Average P/E ratio of stocks making up the Nifty FMCG Index is currently 43.71. Only the average P/E ratio of stocks making up the Nifty Consumer durables Index is higher than this, among all the sectoral indices at NSE. Their average P/E ratio is 57.42.
In terms of Price-to-Book value (P/B) ratio, FMCG stocks are the most expensive ones among all sectoral indices. They are currently trading at a P/B ratio of 12.28.

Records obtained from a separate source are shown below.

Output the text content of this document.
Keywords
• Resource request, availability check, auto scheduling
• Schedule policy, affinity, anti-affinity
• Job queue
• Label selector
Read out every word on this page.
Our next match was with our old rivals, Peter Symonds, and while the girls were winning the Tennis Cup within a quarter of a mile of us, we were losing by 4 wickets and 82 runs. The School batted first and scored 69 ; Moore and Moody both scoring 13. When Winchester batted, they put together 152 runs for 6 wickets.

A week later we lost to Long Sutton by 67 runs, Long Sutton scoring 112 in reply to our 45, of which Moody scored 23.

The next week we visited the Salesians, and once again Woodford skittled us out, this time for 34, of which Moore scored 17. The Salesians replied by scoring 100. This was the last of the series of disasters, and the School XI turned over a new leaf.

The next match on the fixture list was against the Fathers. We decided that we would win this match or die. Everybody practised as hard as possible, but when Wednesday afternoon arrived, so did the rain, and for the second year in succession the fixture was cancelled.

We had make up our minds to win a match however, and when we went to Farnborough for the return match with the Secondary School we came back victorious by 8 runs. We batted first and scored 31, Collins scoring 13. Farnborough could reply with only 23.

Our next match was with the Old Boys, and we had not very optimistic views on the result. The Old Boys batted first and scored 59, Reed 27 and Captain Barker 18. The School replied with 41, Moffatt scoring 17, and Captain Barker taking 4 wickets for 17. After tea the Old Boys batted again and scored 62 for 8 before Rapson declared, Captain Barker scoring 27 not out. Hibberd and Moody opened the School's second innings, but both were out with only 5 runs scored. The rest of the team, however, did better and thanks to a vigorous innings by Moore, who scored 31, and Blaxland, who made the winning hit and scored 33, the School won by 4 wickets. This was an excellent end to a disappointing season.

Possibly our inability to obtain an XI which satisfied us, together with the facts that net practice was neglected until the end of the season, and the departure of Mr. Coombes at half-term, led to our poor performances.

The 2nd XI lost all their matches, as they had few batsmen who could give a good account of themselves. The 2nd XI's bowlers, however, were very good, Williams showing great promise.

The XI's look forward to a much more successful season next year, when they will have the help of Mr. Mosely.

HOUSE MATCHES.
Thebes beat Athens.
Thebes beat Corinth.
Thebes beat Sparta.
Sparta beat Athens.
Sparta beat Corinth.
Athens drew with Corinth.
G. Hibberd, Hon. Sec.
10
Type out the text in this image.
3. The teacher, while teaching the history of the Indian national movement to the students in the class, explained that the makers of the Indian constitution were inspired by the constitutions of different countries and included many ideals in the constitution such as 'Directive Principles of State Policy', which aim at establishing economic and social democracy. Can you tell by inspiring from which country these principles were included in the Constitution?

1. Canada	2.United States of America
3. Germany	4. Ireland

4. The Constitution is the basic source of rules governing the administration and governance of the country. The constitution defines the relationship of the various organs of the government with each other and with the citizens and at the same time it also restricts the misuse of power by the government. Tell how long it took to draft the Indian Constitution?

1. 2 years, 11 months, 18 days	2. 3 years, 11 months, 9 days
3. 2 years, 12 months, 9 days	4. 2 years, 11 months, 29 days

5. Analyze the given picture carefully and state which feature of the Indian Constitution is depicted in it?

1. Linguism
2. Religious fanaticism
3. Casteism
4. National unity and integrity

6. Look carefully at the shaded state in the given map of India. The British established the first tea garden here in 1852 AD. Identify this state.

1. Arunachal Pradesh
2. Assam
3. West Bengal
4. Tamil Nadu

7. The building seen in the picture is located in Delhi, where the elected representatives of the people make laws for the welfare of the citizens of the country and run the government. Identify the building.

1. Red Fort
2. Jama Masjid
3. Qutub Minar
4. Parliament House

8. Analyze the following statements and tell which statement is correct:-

FMCG stocks are considered to be non-cyclical stocks. The demand for FMCG products does not vary much due to economic cycles. People continue to use FMCG products such as soaps even during economic slowdowns. So FMCG stocks are considered less risky. During times of economic uncertainty, the risk appetite of investors also goes down. They, therefore, prefer to park their money in less risky stocks such as FMCG stocks. This increases demand for these stocks among investors, in times of economic uncertainty, thereby driving their prices up. This in turn may explain the high price-to-earnings (P/E) ratio at which these stocks are currently trading. Some of the increase in prices of these stocks is also because of the better-than-expected March quarter results of many FMCG companies.
Nifty FMCG index is made up of top FMCG companies. These include ITC, HUL, Nestle, Britannia, United Spirits etc. In the past 1 year the index has given a price return of 25.15% and a total return of 27.84%. Year-to-date in 2023, these stocks have given price return of 4.16% and total return of 4.31%. Broader Nifty 50 index has given a return of -0.19%, year-to-date in 2023. In the past one year it has given return of 11.84%. The FMCG index has outperformed the broader Nifty 50 index by a wide margin in this period.
Average Beta of companies in the index is 0.57. This shows that FMCG companies are less risky than the broader market in terms of volatility of their stock prices.
If one looks at the graph of the value of the index, the graph has become steeper in its rise since mid- 2020. This means that its value has risen much more after mid-2020. This, in spite of the fact, that rural consumption of FMCG goods slowed down because of Covid lockdowns and restrictions. This indicates that a large part of the demand for FMCG stocks, that has driven up their prices, has come up from investors taking recourse to them in times of high economic uncertainty.